Video: Parma poco incisivo, 0-0 con il Forlì

Paolo Grossi

Al termine di una giornata di festa per i tifosi del Parma è mancata la cosa più attesa: i tre punti con il Forlì. I crociati infatti non hanno saputo superare una squadra arcigna, ben messa in campo e con buone idee, nonostante i romagnoli siano rimasti in dieci all'inizio della ripresa. E' arrivato il secondo 0-0 della stagione e ti saluto fuga in classifica. Il primato adesso è appeso a un solo punto. Niente di grave né di irrimediabile. Sulla carta si è trattato di un'occasione d'oro gettata alle ortiche per affossare un'avversaria rivelatasi davvero ostica. In realtà nella ripresa le occasioni più ghiotte le hanno avute gli ospiti, e questo dovrà far riflettere Apolloni.

Errori arbitrali

Il tecnico aveva schierato la formazione ormai «solita», mentre anche il suo collega Gadda, rispetto alla squadra battuta in casa dalla Correggese giovedì, aveva recuperato diversi titolari.
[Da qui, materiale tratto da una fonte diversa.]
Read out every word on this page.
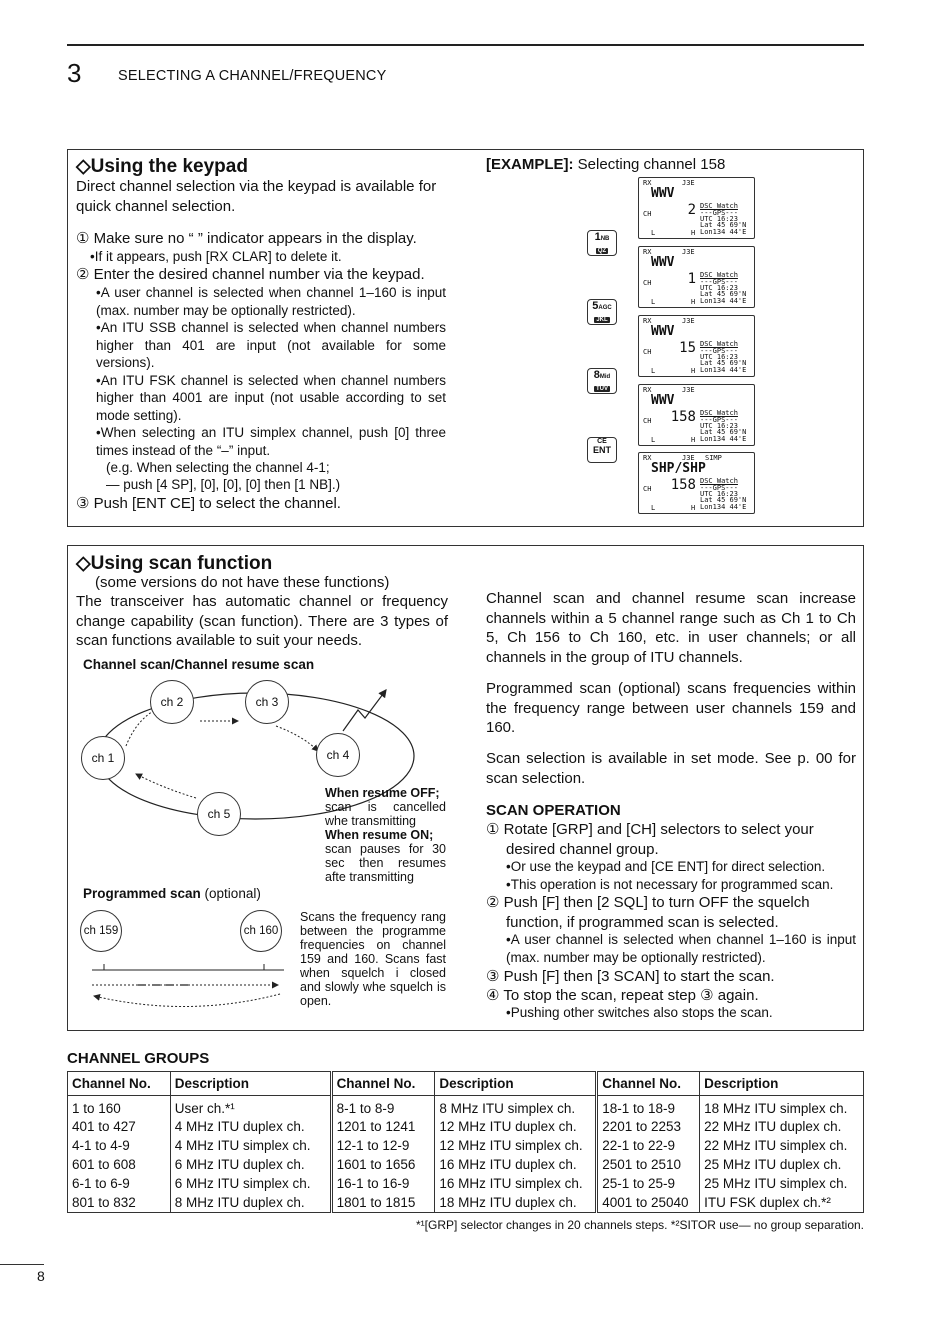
3	SELECTING A CHANNEL/FREQUENCY
◇Using the keypad
Direct channel selection via the keypad is available for quick channel selection.
① Make sure no “ ” indicator appears in the display.
•If it appears, push [RX CLAR] to delete it.
② Enter the desired channel number via the keypad.
•A user channel is selected when channel 1–160 is input (max. number may be optionally restricted).
•An ITU SSB channel is selected when channel numbers higher than 401 are input (not available for some versions).
•An ITU FSK channel is selected when channel numbers higher than 4001 are input (not usable according to set mode setting).
•When selecting an ITU simplex channel, push [0] three times instead of the “–” input.
(e.g. When selecting the channel 4-1;
— push [4 SP], [0], [0], [0] then [1 NB].)
③ Push [ENT CE] to select the channel.
[EXAMPLE]: Selecting channel 158
1NB
QZ
5AGC
JKL
8Mid
TUV
CE
ENT
RX	J3E
WWV
CH	2 DSC Watch
---GPS---
UTC 16:23
Lat 45 69'N
L	H Lon134 44'E
RX	J3E
WWV
CH	1 DSC Watch
---GPS---
UTC 16:23
Lat 45 69'N
L	H Lon134 44'E
RX	J3E
WWV
CH 15 DSC Watch
---GPS---
UTC 16:23
Lat 45 69'N
L	H Lon134 44'E
RX	J3E
WWV
CH 158 DSC Watch
---GPS---
UTC 16:23
Lat 45 69'N
L	H Lon134 44'E
RX	J3E SIMP
SHP/SHP
CH 158 DSC Watch
---GPS---
UTC 16:23
Lat 45 69'N
L	H Lon134 44'E
◇Using scan function
(some versions do not have these functions)
The transceiver has automatic channel or frequency change capability (scan function). There are 3 types of scan functions available to suit your needs.
Channel scan/Channel resume scan
ch 1
ch 2	ch 3
ch 4
ch 5
When resume OFF;
scan is cancelled whe transmitting
When resume ON;
scan pauses for 30 sec then resumes afte transmitting
Programmed scan (optional)
ch 159	ch 160
Scans the frequency rang between the programme frequencies on channel 159 and 160. Scans fast when squelch i closed and slowly whe squelch is open.
Channel scan and channel resume scan increase channels within a 5 channel range such as Ch 1 to Ch 5, Ch 156 to Ch 160, etc. in user channels; or all channels in the group of ITU channels.
Programmed scan (optional) scans frequencies within the frequency range between user channels 159 and 160.
Scan selection is available in set mode. See p. 00 for scan selection.
SCAN OPERATION
① Rotate [GRP] and [CH] selectors to select your desired channel group.
•Or use the keypad and [CE ENT] for direct selection.
•This operation is not necessary for programmed scan.
② Push [F] then [2 SQL] to turn OFF the squelch function, if programmed scan is selected.
•A user channel is selected when channel 1–160 is input (max. number may be optionally restricted).
③ Push [F] then [3 SCAN] to start the scan.
④ To stop the scan, repeat step ③ again.
•Pushing other switches also stops the scan.
CHANNEL GROUPS
Channel No.	Description	Channel No.	Description	Channel No.	Description
1 to 160	User ch.*¹	8-1 to 8-9	8 MHz ITU simplex ch.	18-1 to 18-9	18 MHz ITU simplex ch.
401 to 427	4 MHz ITU duplex ch.	1201 to 1241	12 MHz ITU duplex ch.	2201 to 2253	22 MHz ITU duplex ch.
4-1 to 4-9	4 MHz ITU simplex ch.	12-1 to 12-9	12 MHz ITU simplex ch.	22-1 to 22-9	22 MHz ITU simplex ch.
601 to 608	6 MHz ITU duplex ch.	1601 to 1656	16 MHz ITU duplex ch.	2501 to 2510	25 MHz ITU duplex ch.
6-1 to 6-9	6 MHz ITU simplex ch.	16-1 to 16-9	16 MHz ITU simplex ch.	25-1 to 25-9	25 MHz ITU simplex ch.
801 to 832	8 MHz ITU duplex ch.	1801 to 1815	18 MHz ITU duplex ch.	4001 to 25040	ITU FSK duplex ch.*²
*¹[GRP] selector changes in 20 channels steps. *²SITOR use— no group separation.
8
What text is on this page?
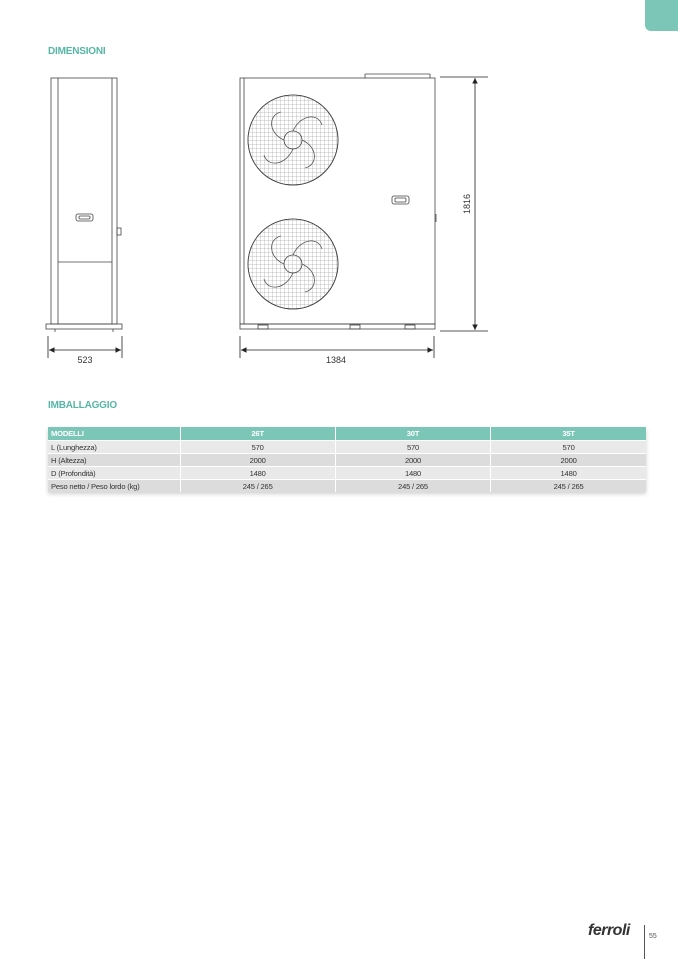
DIMENSIONI
523	1384
1816
IMBALLAGGIO
MODELLI	26T	30T	35T
L (Lunghezza)	570	570	570
H (Altezza)	2000	2000	2000
D (Profondità)	1480	1480	1480
Peso netto / Peso lordo (kg)	245 / 265	245 / 265	245 / 265
ferroli	55
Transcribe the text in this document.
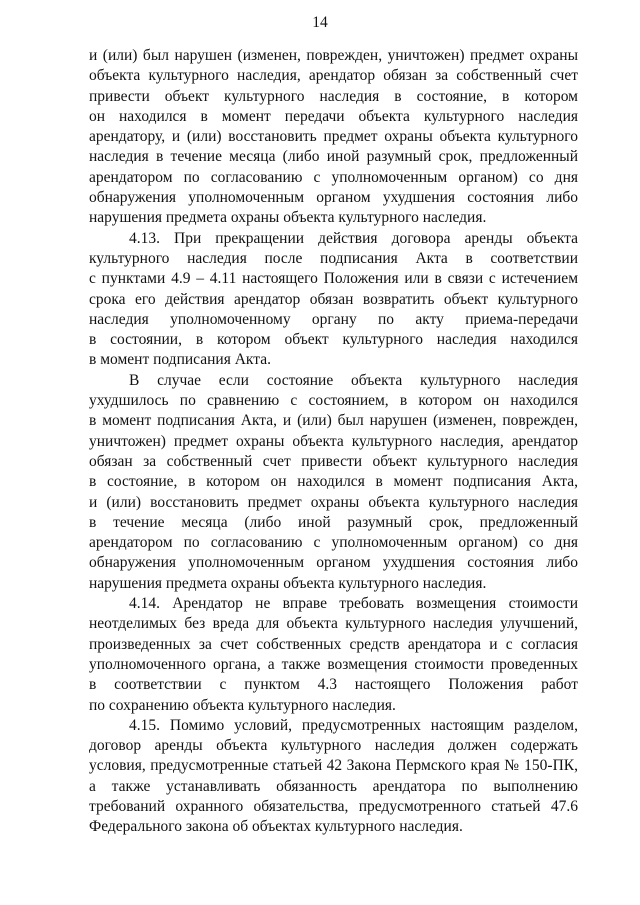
14
и (или) был нарушен (изменен, поврежден, уничтожен) предмет охраны
объекта культурного наследия, арендатор обязан за собственный счет
привести объект культурного наследия в состояние, в котором
он находился в момент передачи объекта культурного наследия
арендатору, и (или) восстановить предмет охраны объекта культурного
наследия в течение месяца (либо иной разумный срок, предложенный
арендатором по согласованию с уполномоченным органом) со дня
обнаружения уполномоченным органом ухудшения состояния либо
нарушения предмета охраны объекта культурного наследия.
4.13. При прекращении действия договора аренды объекта
культурного наследия после подписания Акта в соответствии
с пунктами 4.9 – 4.11 настоящего Положения или в связи с истечением
срока его действия арендатор обязан возвратить объект культурного
наследия уполномоченному органу по акту приема-передачи
в состоянии, в котором объект культурного наследия находился
в момент подписания Акта.
В случае если состояние объекта культурного наследия
ухудшилось по сравнению с состоянием, в котором он находился
в момент подписания Акта, и (или) был нарушен (изменен, поврежден,
уничтожен) предмет охраны объекта культурного наследия, арендатор
обязан за собственный счет привести объект культурного наследия
в состояние, в котором он находился в момент подписания Акта,
и (или) восстановить предмет охраны объекта культурного наследия
в течение месяца (либо иной разумный срок, предложенный
арендатором по согласованию с уполномоченным органом) со дня
обнаружения уполномоченным органом ухудшения состояния либо
нарушения предмета охраны объекта культурного наследия.
4.14. Арендатор не вправе требовать возмещения стоимости
неотделимых без вреда для объекта культурного наследия улучшений,
произведенных за счет собственных средств арендатора и с согласия
уполномоченного органа, а также возмещения стоимости проведенных
в соответствии с пунктом 4.3 настоящего Положения работ
по сохранению объекта культурного наследия.
4.15. Помимо условий, предусмотренных настоящим разделом,
договор аренды объекта культурного наследия должен содержать
условия, предусмотренные статьей 42 Закона Пермского края № 150-ПК,
а также устанавливать обязанность арендатора по выполнению
требований охранного обязательства, предусмотренного статьей 47.6
Федерального закона об объектах культурного наследия.
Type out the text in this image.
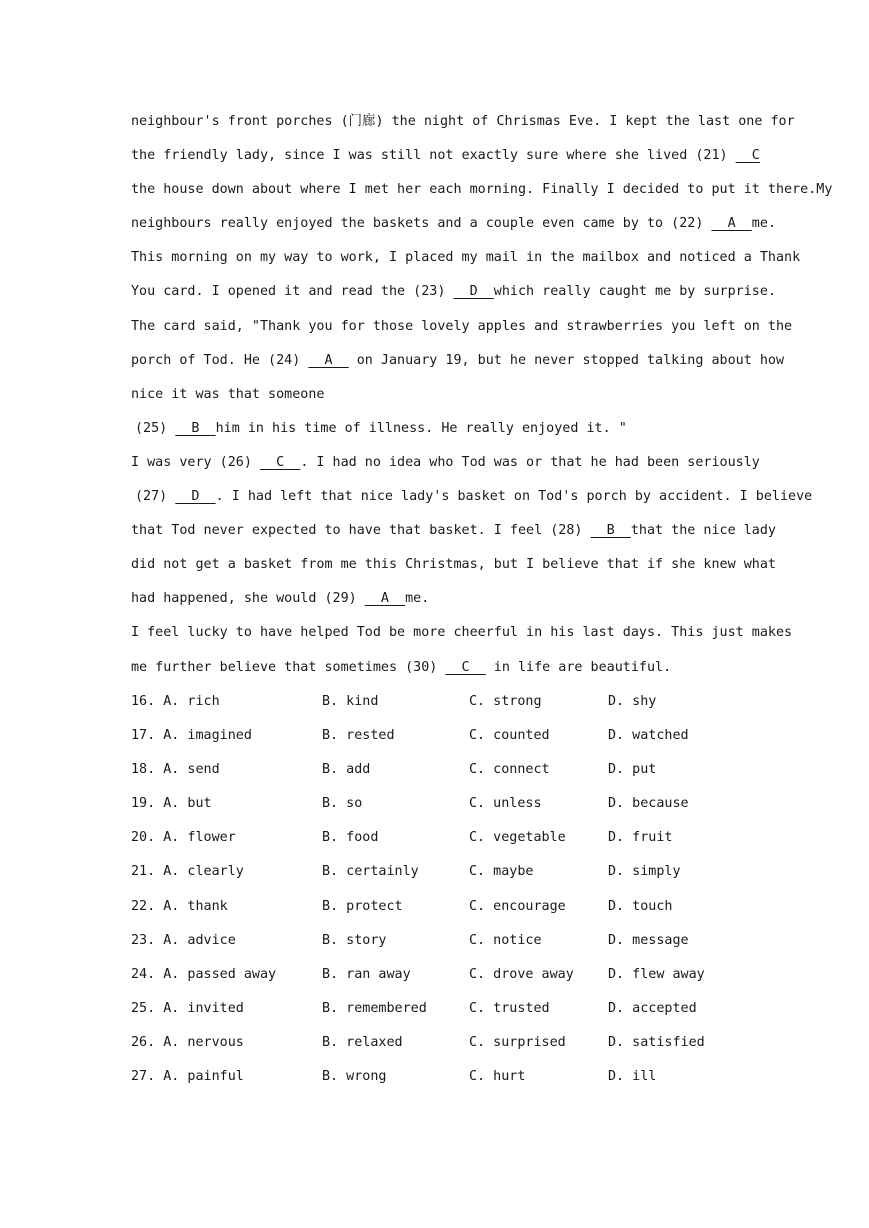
neighbour's front porches (门廊) the night of Chrismas Eve. I kept the last one for
the friendly lady, since I was still not exactly sure where she lived (21)   C
the house down about where I met her each morning. Finally I decided to put it there.My
neighbours really enjoyed the baskets and a couple even came by to (22)   A  me.
This morning on my way to work, I placed my mail in the mailbox and noticed a Thank
You card. I opened it and read the (23)   D  which really caught me by surprise.
The card said, "Thank you for those lovely apples and strawberries you left on the
porch of Tod. He (24)   A   on January 19, but he never stopped talking about how
nice it was that someone
(25)   B  him in his time of illness. He really enjoyed it. "
I was very (26)   C  . I had no idea who Tod was or that he had been seriously
(27)   D  . I had left that nice lady's basket on Tod's porch by accident. I believe
that Tod never expected to have that basket. I feel (28)   B  that the nice lady
did not get a basket from me this Christmas, but I believe that if she knew what
had happened, she would (29)   A  me.
I feel lucky to have helped Tod be more cheerful in his last days. This just makes
me further believe that sometimes (30)   C   in life are beautiful.
16. A. rich	B. kind	C. strong	D. shy
17. A. imagined	B. rested	C. counted	D. watched
18. A. send	B. add	C. connect	D. put
19. A. but	B. so	C. unless	D. because
20. A. flower	B. food	C. vegetable	D. fruit
21. A. clearly	B. certainly	C. maybe	D. simply
22. A. thank	B. protect	C. encourage	D. touch
23. A. advice	B. story	C. notice	D. message
24. A. passed away	B. ran away	C. drove away	D. flew away
25. A. invited	B. remembered	C. trusted	D. accepted
26. A. nervous	B. relaxed	C. surprised	D. satisfied
27. A. painful	B. wrong	C. hurt	D. ill
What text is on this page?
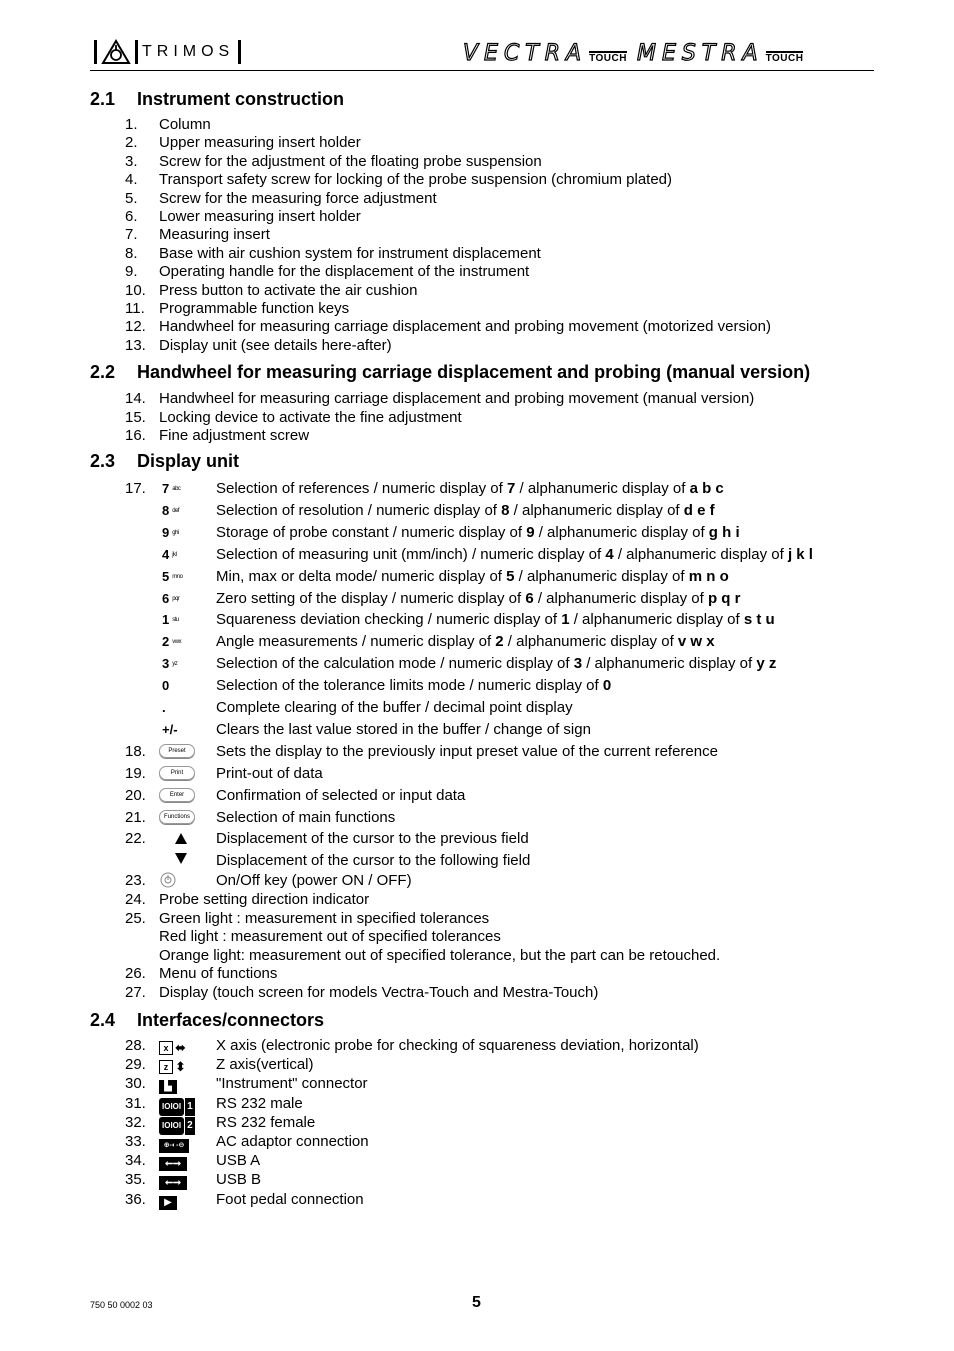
TRIMOS	VECTRA TOUCH MESTRA TOUCH
2.1 Instrument construction
1. Column
2. Upper measuring insert holder
3. Screw for the adjustment of the floating probe suspension
4. Transport safety screw for locking of the probe suspension (chromium plated)
5. Screw for the measuring force adjustment
6. Lower measuring insert holder
7. Measuring insert
8. Base with air cushion system for instrument displacement
9. Operating handle for the displacement of the instrument
10. Press button to activate the air cushion
11. Programmable function keys
12. Handwheel for measuring carriage displacement and probing movement (motorized version)
13. Display unit (see details here-after)
2.2 Handwheel for measuring carriage displacement and probing (manual version)
14. Handwheel for measuring carriage displacement and probing movement (manual version)
15. Locking device to activate the fine adjustment
16. Fine adjustment screw
2.3 Display unit
17. 7 abc Selection of references / numeric display of 7 / alphanumeric display of a b c
8 def Selection of resolution / numeric display of 8 / alphanumeric display of d e f
9 ghi Storage of probe constant / numeric display of 9 / alphanumeric display of g h i
4 jkl	Selection of measuring unit (mm/inch) / numeric display of 4 / alphanumeric display of j k l
5 mno Min, max or delta mode/ numeric display of 5 / alphanumeric display of m n o
6 pqr Zero setting of the display / numeric display of 6 / alphanumeric display of p q r
1 stu Squareness deviation checking / numeric display of 1 / alphanumeric display of s t u
2 vwx Angle measurements / numeric display of 2 / alphanumeric display of v w x
3 yz	Selection of the calculation mode / numeric display of 3 / alphanumeric display of y z
0	Selection of the tolerance limits mode / numeric display of 0
.	Complete clearing of the buffer / decimal point display
+/-	Clears the last value stored in the buffer / change of sign
18.	Preset	Sets the display to the previously input preset value of the current reference
19.	Print	Print-out of data
20.	Enter	Confirmation of selected or input data
21.	Functions	Selection of main functions
22.	Displacement of the cursor to the previous field
Displacement of the cursor to the following field
23.	On/Off key (power ON / OFF)
24. Probe setting direction indicator
25. Green light : measurement in specified tolerances
Red light : measurement out of specified tolerances
Orange light: measurement out of specified tolerance, but the part can be retouched.
26. Menu of functions
27. Display (touch screen for models Vectra-Touch and Mestra-Touch)
2.4 Interfaces/connectors
28.	x ⬌ X axis (electronic probe for checking of squareness deviation, horizontal)
29.	z ⬍ Z axis(vertical)
30.	▙	"Instrument" connector
31.	IOIOI 1 RS 232 male
32.	IOIOI 2 RS 232 female
33.	⊕-◐-⊖	AC adaptor connection
34.	⭠⭢	USB A
35.	⭠⭢	USB B
36.	▶	Foot pedal connection
750 50 0002 03	5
Dopo un prima fase di studio, al 6' il portiere Merelli si distende per togliere dal sette un bel tiro a giro di Ricci. Poco dopo il suo collega Zommers si esibisce, in fase di disimpegno, in un ardito dribbling sul bomber avversario Nocciolini. Al 13' applausi a scena aperta per i crociati che dopo una bella manovra corale fatta di tocchi di prima mandano al tiro da venti metri Baraye. Il suo sinistro è una sassata che sfiora il sette alla destra di portiere. Episodio da moviola al 18' quando Longobardi in area anticipa Fantini che, in ritardo, gli rifila un calcione nello stinco. Per l'arbitro, un po' distante, non è successo niente, ma resta la sensazione che si trattasse di rigore e che servisse almeno un giallo. Poco dopo né l'arbitro né l'assistente vedono un netto tocco di mano di Lucarelli su spizzata di testa di D'Appolonia. Il fallo era comunque fuori area.

Avversari ben messi

Per il Parma la partita si rivela complicata in quanto gli avversari stanno corti, stretti e alti, disegnati con un 4-3-3 interpretato con dinamismo, grinta e reattività. Ecco allora che in fase di costruzione Corapi e Giorgino vedono ridotti spazi e tempi di manovra. Di conseguenza sono i difensori che hanno corda più lunga, a effettuare lunghi rilanci e cambi di gioco, spesso a cercare Ricci, che però finisce diverse volte in off side perché i quattro difensori in linea del Forlì rischiano attestandosi sulla trequarti. Brividi al 34' quando Baldinini va sul fondo a destra e crossa, e mentre le tre punte schiacciano in basso i difensori, a rimorchio arriva l'altro interno di centrocampo Enchisi che di testa dal dischetto del rigore, pur essendo tutto solo, riesce nell'impresa di mandare la palla tra le braccia di Zommers.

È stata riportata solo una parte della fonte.